In one of the most remarkable exhibitions of climbing and descending seen in the modern Tour de France, Tom Pidcock set out his stall as a future contender by becoming the youngest-ever stage winner at Alpe d’Huez.

As the Olympic gold medallist rode to a memorable win on the famous hairpins, the defending champion, Tadej Pogacar of UAE Team Emirates, began his fightback against the race leader, Jumbo-Visma’s Jonas Vingegaard, although the Slovenian was unable to make any impact and is 2min 22sec behind in second.

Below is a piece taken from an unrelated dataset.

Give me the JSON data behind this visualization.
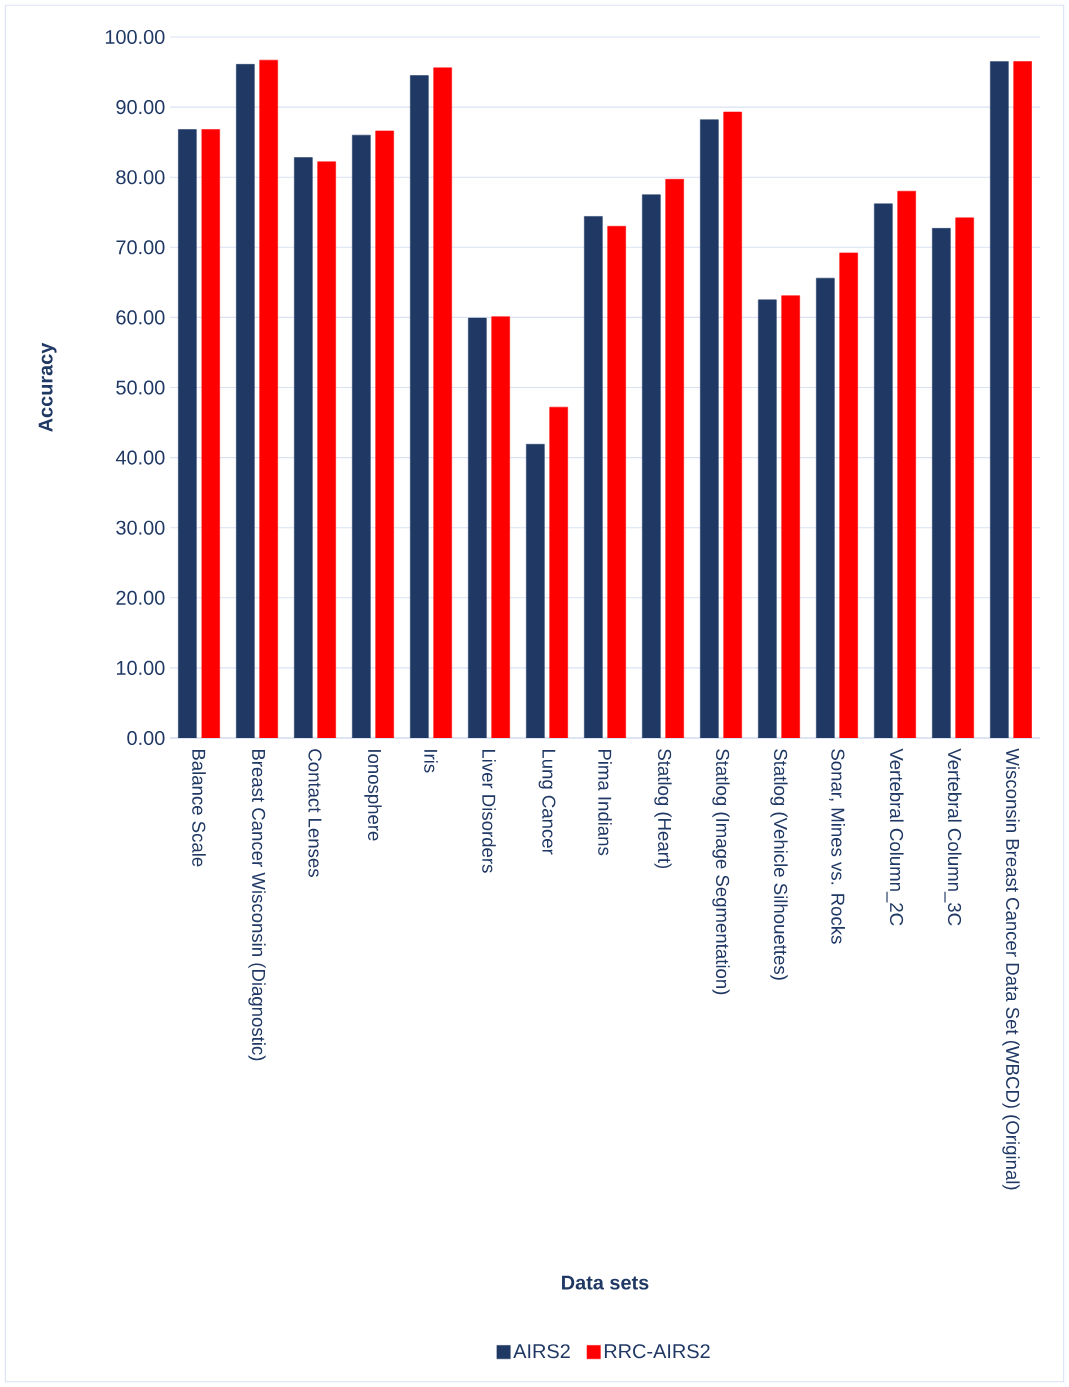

Pidcock, who had been badgering his Ineos Grenadiers’ team management for a free role, descended at 100km/h and climbed the 21 hairpins of the legendary ascent to the Alpe faster than his breakaway companions to stamp his mark on this year’s Tour.

“To ride up Alpe d’Huez, the most iconic finish in cycling, at the head of the race, that’s one of the best experiences of my life,” he said. Asked what his team’s plan had been at the stage start in Briançon, Pidcock responded: “To get me in the break and to try and win the stage. Box ticked, I guess.”

Champion in the Olympic Games, the mountain biking gold winner at the Tokyo Olympics, a cyclo-cross world champion and with multiple titles across cycling’s disciplines, Pidcock has long been ranked among the “Pogacar generation” of multi-talented riders such as the Slovenian himself, Mathieu van der Poel and Wout Van Aert, capable of excelling on all terrains. Even so, a dominant stage win on a course as brutal as this came as a surprise.

The 165km stage returned to the Col du Galibier, the platform for Vingegaard’s opening salvos on Pogacar’s lead during the 11th stage to the Col du Granon, where the Dane debunked Pogacar’s supposedly unbeatable status.